3.6. Кватерниорные партийно-политические системы

 
   Теперь речь пойдет об одной из специфических модификаций партийно-политических систем и, соответственно, схемы золотого деления. Возьмем для образца результаты выборов в Государственную Думу России в 1995 г.
   В работах [312], [313]в виде прогноза, а в разделе 1.4.2 постфактум высказывалась гипотеза о существующих тенденциях постепенного формирования в России не канонической для политической теории и ряда западных стран биполярной (двухпартийной или двухблоковой) системы, а кватерниорной, т.е. четырехпартийной, четырехблоковой. В главе 2 этот тезис подкреплен констатацией, что к настоящему моменту переживающая глубокие перемены Россия пережила три ярких "подбифуркации": 1) "перестройку", 2) кризис августа – декабря 1991 г. и 3) кризис сентября – декабря 1993. Каждая из "подбифуркаций" стала точкой ключевого выбора, поворота во внутренне-политической жизни страны, оказав кардинальное влияние на общественно-политическое строение. Именно такое количество бифуркаций и "подбифуркаций", как мы помним, создает особо благоприятную почву для утверждения четырехсоставности. В настоящем контексте уместно также напомнить, что тривиальной предпосылкой корректности натурального счета – раз, два, три – является соизмеримостьглавных элементов, в данном случае ведущих политических партий и избирательных объединений. Теперь предстоит уточнить, каким конкретно должно быть соотношение между удельными весами составных частей в относительно равновесной четырехпартийной системе.

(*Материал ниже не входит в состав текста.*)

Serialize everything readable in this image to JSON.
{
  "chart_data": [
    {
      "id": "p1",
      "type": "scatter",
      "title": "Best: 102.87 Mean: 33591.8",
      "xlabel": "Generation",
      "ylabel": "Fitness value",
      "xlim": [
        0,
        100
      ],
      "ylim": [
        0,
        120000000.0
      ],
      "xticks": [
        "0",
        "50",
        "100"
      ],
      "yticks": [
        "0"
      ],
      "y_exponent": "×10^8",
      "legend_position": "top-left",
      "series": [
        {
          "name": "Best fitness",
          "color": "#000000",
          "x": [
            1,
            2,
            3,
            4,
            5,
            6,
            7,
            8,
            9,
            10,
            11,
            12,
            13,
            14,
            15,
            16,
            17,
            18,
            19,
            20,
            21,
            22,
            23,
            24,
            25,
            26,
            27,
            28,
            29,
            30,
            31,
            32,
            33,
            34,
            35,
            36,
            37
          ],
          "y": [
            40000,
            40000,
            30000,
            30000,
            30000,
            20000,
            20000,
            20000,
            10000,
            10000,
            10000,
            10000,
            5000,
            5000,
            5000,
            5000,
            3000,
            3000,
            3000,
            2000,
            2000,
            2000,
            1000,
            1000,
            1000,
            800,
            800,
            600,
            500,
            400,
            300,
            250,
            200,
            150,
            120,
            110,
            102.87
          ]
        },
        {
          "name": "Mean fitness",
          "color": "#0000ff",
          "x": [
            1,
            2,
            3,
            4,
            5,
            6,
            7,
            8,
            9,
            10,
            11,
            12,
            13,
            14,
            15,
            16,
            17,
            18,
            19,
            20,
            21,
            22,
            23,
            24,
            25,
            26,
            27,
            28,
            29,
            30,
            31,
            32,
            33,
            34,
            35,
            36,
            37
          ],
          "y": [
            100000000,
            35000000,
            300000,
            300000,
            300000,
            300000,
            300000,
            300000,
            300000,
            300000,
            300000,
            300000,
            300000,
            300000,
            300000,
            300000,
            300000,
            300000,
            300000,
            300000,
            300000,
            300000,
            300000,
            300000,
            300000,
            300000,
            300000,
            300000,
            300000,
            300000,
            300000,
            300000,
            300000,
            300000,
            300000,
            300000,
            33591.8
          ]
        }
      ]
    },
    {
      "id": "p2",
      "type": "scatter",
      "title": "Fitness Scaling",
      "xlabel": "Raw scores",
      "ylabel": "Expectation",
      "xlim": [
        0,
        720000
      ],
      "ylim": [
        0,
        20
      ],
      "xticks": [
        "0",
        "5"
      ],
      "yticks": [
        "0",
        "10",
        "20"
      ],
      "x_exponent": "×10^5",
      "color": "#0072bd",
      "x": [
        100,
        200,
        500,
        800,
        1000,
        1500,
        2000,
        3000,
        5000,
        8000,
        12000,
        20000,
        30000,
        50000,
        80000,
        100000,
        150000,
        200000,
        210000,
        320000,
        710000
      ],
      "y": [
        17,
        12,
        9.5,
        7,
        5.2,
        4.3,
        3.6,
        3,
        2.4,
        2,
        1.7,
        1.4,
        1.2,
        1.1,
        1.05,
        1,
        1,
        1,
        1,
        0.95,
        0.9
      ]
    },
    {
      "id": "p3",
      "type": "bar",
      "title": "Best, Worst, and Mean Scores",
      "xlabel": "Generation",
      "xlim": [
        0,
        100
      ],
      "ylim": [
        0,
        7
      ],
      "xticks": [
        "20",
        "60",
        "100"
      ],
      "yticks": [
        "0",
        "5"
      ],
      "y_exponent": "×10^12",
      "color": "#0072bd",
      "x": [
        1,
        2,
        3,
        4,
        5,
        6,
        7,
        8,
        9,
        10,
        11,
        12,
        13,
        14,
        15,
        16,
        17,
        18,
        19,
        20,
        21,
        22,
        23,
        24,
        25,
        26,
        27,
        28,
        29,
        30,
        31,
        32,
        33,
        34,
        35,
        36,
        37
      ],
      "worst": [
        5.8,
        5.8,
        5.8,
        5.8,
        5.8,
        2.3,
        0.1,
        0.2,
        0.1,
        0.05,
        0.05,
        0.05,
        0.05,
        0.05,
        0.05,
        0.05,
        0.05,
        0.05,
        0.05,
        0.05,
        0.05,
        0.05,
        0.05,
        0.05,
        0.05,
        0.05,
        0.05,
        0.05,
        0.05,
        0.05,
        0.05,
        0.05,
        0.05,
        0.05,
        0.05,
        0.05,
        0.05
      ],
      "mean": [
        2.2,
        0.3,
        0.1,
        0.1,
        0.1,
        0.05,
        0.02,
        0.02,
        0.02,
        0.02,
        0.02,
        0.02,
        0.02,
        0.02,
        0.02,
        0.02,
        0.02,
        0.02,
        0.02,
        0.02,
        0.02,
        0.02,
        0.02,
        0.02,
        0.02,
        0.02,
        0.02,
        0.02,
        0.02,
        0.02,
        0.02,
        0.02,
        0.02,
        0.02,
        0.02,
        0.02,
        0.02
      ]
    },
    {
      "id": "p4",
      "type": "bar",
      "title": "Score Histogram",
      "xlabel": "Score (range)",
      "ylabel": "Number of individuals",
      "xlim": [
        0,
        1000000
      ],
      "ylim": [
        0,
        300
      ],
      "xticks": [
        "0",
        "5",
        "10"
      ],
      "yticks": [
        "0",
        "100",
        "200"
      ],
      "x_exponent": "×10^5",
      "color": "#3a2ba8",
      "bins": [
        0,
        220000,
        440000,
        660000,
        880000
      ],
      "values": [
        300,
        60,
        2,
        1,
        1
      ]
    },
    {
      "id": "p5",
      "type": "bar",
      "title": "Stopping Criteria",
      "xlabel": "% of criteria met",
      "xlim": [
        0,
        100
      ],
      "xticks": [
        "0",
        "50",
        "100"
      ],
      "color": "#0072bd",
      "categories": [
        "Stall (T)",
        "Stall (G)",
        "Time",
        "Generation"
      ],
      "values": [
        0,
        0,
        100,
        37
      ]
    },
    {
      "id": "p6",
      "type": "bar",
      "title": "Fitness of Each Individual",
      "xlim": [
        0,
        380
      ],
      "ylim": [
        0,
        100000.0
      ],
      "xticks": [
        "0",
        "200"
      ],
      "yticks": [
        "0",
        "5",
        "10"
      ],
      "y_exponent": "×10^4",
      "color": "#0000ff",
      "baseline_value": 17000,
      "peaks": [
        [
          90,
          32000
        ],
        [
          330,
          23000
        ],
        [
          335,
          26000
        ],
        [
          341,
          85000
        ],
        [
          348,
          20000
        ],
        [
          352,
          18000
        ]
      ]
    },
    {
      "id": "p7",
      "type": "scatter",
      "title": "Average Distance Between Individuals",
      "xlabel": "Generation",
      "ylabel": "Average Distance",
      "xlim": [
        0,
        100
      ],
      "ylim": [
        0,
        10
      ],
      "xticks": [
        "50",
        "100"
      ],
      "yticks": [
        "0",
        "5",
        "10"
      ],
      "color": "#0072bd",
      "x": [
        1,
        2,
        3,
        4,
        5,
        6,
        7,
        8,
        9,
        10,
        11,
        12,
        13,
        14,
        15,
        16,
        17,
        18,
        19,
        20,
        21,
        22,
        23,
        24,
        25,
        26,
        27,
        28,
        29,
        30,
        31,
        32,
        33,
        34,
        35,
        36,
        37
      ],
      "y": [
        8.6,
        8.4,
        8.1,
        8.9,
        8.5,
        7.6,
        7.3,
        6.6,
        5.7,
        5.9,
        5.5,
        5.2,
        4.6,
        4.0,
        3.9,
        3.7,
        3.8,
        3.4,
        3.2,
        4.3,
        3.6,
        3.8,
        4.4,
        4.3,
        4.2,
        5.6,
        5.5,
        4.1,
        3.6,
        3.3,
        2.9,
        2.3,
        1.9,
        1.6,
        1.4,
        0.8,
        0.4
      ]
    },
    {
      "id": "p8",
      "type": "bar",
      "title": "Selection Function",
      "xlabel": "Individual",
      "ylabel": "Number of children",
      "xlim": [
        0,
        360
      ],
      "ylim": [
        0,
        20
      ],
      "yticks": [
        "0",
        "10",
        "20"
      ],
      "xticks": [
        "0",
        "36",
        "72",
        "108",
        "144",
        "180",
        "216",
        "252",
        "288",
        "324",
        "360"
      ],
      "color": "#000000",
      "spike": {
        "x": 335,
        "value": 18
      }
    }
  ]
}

   Итак, рассмотрим партийно-политическую систему, включающую в себя не два, как ранее, а четыре главных компонента. Если в первых разделах речь шла о балансе парэлементов и взаимодействии внутри пары по одному обобщенному параметру (рис. 3-1), то теперь таких параметров (и пар) два. В отличие от раздела 3.5 (послевоенная Италия), изучению подвергаются не "расщепленные" ("двухэтажные") партийно-политические структуры, для которых характерно наличие мощной "антисистемной партии", а, напротив, достаточно интегрированные, когда даже коммунисты придерживаются принятых правил игры, от них зависит принятие или непринятие важных парламентских решений, т.е. они служат неотъемлемым звеном реальной политической конструкции. Из того, что пар отныне две и они координированы, вытекает, что у системы в наличии не одна, а две степени свободы, система регулируется и саморегулируется не по одному, а по двум обобщенным критериям. Если за установление политического гомеостаза ответственен прежний логический механизм и если два упомянутых критерия относительно независимы друг от друга, то золотое деление должно быть повторено дважды по взаимно ортогональным направлениям:
 
 
Рис. 3-10
 
   К совершенно тому же результату мы могли бы прийти, составив два условия вида (1) – (3) или, что то же, (11), (12), однако этот путь идентичен прежнему и его вряд ли имеет смысл повторять. Поэтому позволим себе небольшой логический скачок, обратившись к услугам геометрической схемы – в духе так называемой геометрической алгебры.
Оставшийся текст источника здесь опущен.